What must you assume to do an analysis (hypothesis test or confidence interval) on these data? We must assume that the sample was taken randomly, meaning that each value is sampled independently from each other value. We must assume also that the sample has a normal distribution and that the variances are equal.
How comfortable are you with these assumptions? very comfortable
Step-by-step explanation:
Specimen 1 2 3 4 5 6 7 8 9 10
Tip 1 7 3 3 4 8 3 2 9 5 4
Tip 2 6 3 5 3 8 2 4 9 4 5
Because the sample size is less than 30 (n = 10), and we don't actually know the standard deviation of the population, we will use the T-statistic to test the hypotheses.
H0: μ1 = μ2
H1: μ1 ≠ μ2
First we obtain the sample mean for each tip, and the sample standard deviation (SD):
X¯= ∑Xi/n
S = √(∑(X-X¯)²/n-1)
TIP 1 TIP 2
n1 = 10 n2 = 10
X1¯ = 4.8 X2¯ = 4.9
S1 = 2.40 S2 = 2.23
Then we need to calculate the pooled variance for the test:
σ² = (n1 - 1)S1² + (n2 - 1)S2² / n1 + n2 - 2
σ² = (10 -1)(2.40)² + (10 - 1)(2.23)² / 10 + 10 - 2 = 5.36
We proceed to calculate the T-statistic:
t = (X1¯ - X2¯) / √(σ²/n1 + σ²/n2)
t = (4.8 - 4.9) / √(5.36/10 + 5.36/10) = -0.096
Now we need to consult a two-tailed distribution T-table (observe attached image) to obtain the t critical value. For this we need to know that our degrees of freedom are calculated like n1 + n2 - 2, therefore df = 10+10-2=18; and we are using a significance level of 0.05, so with these two data we consult the T-table, and we obtain a value of: tc = 2.10
Because the value of the calculated value of t is less than the critical value (|t| < |tc| = -0.096 < 2.10), we can't reject the null hypothesis, which means that there is not enough evidence to conclude that the hardness readings of the metal pieces differ depending on the type of tip that it's used.
To construct the confidence interval for this case we will use the next equation:
(X1¯ - X2¯) - (tα/2,df) Sp√(1/n1 + 1/n2) < μ1 - μ2 < (X1¯ - X2¯) + (tα/2,df) Sp√(1/n1 + 1/n2)

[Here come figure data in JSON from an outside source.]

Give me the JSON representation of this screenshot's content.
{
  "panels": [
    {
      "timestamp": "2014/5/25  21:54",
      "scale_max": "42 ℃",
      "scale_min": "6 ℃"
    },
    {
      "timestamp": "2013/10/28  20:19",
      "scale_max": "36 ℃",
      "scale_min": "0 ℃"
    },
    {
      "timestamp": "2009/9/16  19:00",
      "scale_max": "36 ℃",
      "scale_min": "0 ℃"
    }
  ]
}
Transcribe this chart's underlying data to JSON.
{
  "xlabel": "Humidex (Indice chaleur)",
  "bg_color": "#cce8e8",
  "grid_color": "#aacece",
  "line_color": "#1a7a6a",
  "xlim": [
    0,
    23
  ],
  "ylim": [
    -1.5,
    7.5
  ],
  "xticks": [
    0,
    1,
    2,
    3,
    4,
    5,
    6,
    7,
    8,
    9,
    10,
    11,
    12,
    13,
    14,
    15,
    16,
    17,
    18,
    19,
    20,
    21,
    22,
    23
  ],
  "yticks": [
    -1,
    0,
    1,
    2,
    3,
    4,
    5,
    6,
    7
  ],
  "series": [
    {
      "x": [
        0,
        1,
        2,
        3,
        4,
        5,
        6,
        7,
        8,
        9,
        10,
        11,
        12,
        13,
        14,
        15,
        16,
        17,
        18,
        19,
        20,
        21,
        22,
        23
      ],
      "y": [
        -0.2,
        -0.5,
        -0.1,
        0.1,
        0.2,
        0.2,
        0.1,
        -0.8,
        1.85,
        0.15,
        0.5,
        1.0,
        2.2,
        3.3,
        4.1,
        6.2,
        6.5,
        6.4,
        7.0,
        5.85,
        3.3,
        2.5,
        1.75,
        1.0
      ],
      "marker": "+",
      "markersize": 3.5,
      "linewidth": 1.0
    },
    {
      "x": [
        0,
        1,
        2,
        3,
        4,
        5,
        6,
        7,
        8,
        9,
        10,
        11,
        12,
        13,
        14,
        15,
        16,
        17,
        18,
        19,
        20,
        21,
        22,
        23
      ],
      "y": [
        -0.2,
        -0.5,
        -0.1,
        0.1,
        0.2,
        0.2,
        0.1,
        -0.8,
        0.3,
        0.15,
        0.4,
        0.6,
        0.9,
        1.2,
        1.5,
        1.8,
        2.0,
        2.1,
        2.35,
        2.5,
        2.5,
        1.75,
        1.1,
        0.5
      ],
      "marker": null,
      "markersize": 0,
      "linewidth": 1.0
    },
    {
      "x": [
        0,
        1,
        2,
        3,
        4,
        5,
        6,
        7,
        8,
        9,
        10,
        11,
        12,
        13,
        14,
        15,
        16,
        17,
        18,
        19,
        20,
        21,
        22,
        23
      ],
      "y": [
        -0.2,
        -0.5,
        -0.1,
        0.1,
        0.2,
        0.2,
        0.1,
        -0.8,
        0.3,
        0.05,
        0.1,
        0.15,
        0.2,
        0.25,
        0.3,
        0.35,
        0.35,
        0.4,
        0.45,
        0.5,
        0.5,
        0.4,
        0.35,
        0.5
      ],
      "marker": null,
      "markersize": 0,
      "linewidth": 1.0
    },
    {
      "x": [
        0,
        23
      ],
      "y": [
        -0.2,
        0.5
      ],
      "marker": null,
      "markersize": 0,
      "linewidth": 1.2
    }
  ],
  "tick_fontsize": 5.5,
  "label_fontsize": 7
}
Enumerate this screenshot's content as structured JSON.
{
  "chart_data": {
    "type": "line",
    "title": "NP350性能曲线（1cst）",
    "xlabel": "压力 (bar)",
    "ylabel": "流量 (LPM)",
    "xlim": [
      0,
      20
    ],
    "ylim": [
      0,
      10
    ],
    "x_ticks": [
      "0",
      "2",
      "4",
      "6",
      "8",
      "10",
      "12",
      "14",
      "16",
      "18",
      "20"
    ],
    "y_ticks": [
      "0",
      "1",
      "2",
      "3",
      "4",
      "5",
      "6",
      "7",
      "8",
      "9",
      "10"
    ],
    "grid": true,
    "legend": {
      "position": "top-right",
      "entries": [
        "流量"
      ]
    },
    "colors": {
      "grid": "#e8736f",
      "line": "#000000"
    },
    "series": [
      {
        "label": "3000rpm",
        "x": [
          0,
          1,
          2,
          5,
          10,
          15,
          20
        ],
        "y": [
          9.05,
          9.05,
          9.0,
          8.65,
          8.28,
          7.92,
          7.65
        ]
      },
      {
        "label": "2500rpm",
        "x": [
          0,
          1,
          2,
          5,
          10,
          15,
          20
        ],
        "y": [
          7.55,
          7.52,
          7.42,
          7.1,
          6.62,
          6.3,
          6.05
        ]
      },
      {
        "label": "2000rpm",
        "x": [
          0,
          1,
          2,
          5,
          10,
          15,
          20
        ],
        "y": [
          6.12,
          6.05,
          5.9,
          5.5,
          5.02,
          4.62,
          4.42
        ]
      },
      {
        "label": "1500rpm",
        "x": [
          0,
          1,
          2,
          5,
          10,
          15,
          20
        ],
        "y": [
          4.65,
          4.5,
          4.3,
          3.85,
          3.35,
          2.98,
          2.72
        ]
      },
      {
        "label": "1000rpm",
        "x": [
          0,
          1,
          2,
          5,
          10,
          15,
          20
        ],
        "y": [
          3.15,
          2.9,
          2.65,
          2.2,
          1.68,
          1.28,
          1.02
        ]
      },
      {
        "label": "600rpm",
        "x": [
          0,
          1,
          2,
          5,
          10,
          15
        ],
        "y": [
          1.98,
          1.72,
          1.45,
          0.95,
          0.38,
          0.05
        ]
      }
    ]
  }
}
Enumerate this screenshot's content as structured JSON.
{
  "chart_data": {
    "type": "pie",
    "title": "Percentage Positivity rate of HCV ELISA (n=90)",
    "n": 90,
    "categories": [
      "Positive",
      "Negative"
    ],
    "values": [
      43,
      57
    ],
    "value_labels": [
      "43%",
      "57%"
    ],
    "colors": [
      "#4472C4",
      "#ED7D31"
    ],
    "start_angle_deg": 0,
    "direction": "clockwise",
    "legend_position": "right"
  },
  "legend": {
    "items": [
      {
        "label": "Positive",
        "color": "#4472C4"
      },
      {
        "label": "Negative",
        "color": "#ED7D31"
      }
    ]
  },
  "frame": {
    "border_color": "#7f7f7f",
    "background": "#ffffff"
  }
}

To obtain the pooled standard deviation we just calculate the square root of the already calculated pooled variance (σ²), therefore:
Sp = √σ² = √5.36 = 2.31
As the confidence level is of 95%, the significance level is α=0.05, therefore:
tα/2,df = t0.025,18
If we look for the t value in a one-tailed distribution T-table (observe attached image), for that significance level and those degrees of freedom, we obtain:
t0.025,18 = 2.10
Now we calculate the confidence interval:
(4.8 - 4.9) - (2.10) 2.31√(1/10 + 1/10) < μ1 - μ2 < (4.8 - 4.9) + (2.10) 2.31√(1/10 + 1/10) = -2.27 < μ1 - μ2 < 2.07
Because the obtained confidence interval of -2.27 < μ1 - μ2 < 2.07 includes the null value (zero, 0), we can again assume that there is not a significant difference between the sample means of the two used tips, therefore, we can't reject the null hypothesis.